In the later case of Genentech Inc.'s patent (BL O/360/14
11 August 2014), the proprietor also made an offer to surrender their EP(UK) patent (EP1187632B1), including particulars of a revocation action pending before the UK courts relating to the patent, along with two others that were not being surrendered. The patent had been the subject of opposition proceedings at the EPO and an appeal was underway regarding revocation of the patent by the opposition division (see the register here for details). The offer was advertised under rule 75 and no opposition was filed during the four week period under rule 76(2)(b). The office requested further information regarding any response that may have been received from the claimant for revocation regarding the offer. The applicant responded by referring to a judgment from the Patents Court following a pre-trial review of the revocation action, in which the judge referred to there being no reason to continue with the revocation action in relation to the patent that was being surrendered. Following the judgment, the claimant did not pursue the claim for revocation of the patent.
The hearing officer considered that the issue to be decided was whether an offer to surrender the patent could be accepted or if the proceedings should be stayed pending resolution of the revocation proceedings. Unlike in the earlier case, surrender of the patent had already been discussed and acknowledged as part of the revocation proceedings and all parties were aware of the offer to surrender. On the basis of the information provided, the hearing officer considered that the patent could be surrendered since: i) the claimant and court were aware of the offer; ii) the offer remained unopposed; iii) the court expressed the view that it should continue; iv) accepting the offer would not adversely affect the revocation action, which now related to two other patents; and v) the claimant and court had proceeded on the assumption that the offer would be accepted and the revocation claim would not be pursued. The order to surrender was accepted.

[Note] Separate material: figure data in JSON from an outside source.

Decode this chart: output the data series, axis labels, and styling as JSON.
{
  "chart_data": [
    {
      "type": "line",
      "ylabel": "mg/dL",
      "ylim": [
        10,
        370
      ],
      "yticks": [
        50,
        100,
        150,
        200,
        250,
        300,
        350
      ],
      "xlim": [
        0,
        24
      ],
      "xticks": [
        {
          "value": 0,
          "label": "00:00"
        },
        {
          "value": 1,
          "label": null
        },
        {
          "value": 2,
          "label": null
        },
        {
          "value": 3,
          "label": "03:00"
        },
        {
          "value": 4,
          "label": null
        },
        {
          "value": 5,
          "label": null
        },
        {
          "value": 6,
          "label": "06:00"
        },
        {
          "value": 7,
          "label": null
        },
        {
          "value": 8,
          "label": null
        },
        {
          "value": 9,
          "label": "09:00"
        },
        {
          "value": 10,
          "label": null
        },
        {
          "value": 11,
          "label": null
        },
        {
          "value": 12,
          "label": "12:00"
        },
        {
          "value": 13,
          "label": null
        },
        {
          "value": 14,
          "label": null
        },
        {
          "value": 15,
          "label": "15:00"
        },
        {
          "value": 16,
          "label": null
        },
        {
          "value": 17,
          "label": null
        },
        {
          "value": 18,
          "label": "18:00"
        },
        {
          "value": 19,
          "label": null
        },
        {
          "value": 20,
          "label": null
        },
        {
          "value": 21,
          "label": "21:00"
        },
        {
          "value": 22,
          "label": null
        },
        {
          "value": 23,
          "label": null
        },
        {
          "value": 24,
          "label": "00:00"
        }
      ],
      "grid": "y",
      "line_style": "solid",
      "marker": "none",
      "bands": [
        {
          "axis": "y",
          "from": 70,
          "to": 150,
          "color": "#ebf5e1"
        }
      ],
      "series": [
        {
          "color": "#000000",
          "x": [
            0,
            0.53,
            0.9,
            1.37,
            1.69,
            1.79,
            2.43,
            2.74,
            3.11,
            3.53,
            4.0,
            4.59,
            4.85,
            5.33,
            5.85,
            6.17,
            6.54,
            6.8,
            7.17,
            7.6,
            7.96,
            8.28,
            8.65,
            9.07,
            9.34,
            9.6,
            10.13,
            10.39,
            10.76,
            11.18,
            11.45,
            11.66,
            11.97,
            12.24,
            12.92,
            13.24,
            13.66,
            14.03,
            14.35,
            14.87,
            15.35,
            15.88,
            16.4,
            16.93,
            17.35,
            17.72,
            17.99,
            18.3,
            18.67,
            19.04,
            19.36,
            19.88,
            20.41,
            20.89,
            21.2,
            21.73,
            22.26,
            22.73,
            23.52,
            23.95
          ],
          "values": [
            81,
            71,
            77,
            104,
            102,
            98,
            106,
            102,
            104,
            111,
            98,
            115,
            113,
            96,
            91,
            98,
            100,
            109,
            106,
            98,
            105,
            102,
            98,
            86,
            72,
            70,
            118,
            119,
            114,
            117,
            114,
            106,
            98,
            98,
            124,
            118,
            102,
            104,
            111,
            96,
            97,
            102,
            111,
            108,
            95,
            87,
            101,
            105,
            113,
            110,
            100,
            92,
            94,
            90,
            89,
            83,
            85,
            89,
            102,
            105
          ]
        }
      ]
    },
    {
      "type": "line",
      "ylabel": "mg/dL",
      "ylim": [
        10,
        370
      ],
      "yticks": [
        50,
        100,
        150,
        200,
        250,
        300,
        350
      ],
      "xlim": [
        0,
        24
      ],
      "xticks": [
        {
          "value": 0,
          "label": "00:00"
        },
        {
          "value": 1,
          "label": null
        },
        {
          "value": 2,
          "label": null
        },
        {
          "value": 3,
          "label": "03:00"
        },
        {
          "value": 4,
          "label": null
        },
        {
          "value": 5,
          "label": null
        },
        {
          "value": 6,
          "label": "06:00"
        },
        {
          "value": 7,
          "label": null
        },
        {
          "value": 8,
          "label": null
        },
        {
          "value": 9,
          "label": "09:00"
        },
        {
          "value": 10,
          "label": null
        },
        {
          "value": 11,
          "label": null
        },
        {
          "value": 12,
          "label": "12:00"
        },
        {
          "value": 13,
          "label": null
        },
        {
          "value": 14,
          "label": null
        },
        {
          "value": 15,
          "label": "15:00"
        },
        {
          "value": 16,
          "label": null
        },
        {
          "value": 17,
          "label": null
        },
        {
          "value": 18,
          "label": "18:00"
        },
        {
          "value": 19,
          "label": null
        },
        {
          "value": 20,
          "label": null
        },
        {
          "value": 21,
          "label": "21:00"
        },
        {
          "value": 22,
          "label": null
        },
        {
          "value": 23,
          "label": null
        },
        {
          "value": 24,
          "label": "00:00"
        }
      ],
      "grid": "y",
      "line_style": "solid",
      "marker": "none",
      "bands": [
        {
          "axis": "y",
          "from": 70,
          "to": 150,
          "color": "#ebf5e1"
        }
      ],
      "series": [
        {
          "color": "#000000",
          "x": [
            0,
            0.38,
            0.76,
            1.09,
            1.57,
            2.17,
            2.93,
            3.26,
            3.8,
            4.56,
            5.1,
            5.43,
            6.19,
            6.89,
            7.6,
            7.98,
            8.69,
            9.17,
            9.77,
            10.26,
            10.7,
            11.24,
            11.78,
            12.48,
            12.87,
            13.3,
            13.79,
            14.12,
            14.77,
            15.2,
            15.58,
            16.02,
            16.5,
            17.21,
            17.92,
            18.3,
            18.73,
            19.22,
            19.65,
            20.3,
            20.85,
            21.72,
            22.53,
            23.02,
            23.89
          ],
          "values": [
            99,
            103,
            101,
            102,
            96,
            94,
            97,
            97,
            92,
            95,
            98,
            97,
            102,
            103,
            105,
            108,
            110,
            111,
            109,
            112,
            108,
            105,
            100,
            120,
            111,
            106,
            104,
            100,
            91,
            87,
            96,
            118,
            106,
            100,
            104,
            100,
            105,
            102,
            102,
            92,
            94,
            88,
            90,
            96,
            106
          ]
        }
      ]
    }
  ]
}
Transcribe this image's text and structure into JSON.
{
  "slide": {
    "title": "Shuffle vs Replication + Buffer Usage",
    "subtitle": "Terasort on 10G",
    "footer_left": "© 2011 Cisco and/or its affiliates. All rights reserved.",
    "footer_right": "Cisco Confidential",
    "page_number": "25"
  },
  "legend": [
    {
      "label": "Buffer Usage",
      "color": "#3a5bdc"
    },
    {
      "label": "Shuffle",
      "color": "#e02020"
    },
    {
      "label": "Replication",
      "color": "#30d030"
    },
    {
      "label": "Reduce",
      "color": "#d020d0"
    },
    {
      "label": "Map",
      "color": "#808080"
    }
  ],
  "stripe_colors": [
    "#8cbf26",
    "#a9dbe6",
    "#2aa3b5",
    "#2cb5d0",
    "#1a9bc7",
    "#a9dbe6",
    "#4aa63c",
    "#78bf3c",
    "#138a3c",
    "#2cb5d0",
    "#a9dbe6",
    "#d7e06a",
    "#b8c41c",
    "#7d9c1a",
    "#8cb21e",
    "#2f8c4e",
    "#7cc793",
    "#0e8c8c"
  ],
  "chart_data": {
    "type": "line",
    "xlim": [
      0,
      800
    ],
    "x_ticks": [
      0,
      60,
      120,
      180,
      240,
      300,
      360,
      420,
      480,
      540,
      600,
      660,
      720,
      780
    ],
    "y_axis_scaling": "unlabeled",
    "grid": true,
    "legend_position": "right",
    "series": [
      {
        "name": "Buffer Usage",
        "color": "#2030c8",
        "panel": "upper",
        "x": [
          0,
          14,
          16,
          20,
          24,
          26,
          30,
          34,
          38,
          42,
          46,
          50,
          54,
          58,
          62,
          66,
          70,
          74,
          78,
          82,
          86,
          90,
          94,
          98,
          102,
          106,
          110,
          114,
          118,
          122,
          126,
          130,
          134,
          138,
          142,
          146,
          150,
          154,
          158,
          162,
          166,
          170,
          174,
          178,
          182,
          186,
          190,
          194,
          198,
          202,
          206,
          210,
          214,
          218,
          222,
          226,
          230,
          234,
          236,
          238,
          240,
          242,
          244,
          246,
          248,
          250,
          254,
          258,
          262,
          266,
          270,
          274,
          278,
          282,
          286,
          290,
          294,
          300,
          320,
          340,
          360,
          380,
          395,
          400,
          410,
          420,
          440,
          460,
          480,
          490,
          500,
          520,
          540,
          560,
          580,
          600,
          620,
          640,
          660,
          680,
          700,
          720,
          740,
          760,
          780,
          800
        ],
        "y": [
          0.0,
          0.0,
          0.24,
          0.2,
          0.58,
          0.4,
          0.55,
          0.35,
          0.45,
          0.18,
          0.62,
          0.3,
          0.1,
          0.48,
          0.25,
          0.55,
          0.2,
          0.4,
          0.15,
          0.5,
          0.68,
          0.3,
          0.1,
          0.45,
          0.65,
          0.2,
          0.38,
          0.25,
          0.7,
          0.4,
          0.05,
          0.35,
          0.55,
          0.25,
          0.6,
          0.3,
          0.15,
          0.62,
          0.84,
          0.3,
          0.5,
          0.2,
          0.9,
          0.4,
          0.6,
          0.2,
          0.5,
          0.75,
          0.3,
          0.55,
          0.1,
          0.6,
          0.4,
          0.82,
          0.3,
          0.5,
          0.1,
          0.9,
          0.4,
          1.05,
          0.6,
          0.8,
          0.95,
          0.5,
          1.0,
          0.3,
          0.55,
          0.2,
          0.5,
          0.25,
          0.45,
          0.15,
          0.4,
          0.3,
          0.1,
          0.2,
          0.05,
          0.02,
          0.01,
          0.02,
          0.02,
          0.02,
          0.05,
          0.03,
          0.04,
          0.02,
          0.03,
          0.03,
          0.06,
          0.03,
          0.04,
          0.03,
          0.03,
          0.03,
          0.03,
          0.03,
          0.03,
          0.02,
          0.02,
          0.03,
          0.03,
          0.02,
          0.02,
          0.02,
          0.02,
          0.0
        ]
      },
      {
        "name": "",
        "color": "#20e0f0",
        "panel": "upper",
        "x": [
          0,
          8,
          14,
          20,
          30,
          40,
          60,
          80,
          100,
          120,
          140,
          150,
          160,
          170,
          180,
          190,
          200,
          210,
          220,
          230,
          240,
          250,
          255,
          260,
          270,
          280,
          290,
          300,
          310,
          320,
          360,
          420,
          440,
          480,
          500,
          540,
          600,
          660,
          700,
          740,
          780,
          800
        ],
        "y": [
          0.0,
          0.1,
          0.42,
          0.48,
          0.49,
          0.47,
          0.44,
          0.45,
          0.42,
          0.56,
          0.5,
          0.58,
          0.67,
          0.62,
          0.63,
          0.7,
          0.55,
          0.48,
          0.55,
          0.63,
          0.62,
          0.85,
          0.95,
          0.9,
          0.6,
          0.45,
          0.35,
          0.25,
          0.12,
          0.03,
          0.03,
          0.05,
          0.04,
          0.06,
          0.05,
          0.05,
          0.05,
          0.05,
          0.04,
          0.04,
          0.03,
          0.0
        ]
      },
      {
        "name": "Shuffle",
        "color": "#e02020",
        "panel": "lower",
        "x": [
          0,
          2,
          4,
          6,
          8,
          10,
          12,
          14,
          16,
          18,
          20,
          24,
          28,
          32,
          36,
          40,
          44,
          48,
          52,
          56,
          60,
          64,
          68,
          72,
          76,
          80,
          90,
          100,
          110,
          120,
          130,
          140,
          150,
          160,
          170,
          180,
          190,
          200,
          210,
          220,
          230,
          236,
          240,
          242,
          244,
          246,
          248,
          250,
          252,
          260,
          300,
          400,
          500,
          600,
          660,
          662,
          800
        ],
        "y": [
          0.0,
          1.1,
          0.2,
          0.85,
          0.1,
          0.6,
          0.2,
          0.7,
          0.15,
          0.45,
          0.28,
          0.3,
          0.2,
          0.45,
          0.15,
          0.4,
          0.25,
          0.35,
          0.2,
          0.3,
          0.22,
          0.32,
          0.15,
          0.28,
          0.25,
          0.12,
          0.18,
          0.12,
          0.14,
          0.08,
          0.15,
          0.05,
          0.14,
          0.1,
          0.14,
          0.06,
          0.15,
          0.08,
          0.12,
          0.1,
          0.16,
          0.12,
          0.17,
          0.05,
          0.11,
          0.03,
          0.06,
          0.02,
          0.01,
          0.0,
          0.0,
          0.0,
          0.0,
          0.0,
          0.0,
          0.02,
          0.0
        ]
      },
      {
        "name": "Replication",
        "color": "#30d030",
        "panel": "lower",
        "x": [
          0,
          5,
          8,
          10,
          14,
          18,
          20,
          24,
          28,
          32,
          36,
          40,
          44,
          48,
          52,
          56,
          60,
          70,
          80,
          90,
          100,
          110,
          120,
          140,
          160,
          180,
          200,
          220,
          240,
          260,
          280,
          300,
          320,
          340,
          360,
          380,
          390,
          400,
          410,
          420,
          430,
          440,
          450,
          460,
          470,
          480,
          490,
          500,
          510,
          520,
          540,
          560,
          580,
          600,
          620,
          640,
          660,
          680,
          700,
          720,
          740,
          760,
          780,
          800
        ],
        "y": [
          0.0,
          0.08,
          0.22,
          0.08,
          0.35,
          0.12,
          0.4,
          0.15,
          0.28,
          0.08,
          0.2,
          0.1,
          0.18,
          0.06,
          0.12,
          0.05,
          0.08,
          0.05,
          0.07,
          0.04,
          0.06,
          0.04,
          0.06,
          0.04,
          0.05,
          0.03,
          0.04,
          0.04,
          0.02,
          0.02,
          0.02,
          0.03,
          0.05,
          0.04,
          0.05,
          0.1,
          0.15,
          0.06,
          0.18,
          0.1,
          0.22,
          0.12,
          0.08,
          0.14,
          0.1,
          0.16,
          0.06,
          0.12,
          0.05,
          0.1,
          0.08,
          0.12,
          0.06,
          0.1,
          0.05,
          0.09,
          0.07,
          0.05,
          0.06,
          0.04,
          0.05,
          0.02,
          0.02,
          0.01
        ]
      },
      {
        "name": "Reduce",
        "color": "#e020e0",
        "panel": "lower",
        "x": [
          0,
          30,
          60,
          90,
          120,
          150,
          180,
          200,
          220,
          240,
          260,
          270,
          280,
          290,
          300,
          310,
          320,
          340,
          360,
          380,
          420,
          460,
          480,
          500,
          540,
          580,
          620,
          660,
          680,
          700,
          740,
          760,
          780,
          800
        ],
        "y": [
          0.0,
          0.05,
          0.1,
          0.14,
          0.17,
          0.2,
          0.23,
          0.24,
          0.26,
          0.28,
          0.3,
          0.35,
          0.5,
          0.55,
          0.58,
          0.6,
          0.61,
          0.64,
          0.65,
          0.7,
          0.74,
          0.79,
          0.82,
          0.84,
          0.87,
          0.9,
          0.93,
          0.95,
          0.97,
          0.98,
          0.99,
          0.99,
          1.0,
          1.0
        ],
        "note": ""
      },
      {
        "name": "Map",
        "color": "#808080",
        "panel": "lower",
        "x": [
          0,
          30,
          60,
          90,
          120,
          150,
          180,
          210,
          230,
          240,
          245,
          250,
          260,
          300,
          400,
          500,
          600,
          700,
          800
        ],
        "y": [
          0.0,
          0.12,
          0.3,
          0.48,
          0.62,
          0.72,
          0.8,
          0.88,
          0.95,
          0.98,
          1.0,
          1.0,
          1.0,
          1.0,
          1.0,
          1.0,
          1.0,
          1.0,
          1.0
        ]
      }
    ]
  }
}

From these two decisions it appears that offers to surrender a patent are only accepted at the IPO if it is clear that there are either no pending proceedings regarding the patent or, if there are, that the other parties are all happy to allow the patent to be surrendered. This all seems to make a lot of sense, and fits with the general idea that it should not be possible for the patentee to get away with surrendering if the patent should instead be revoked.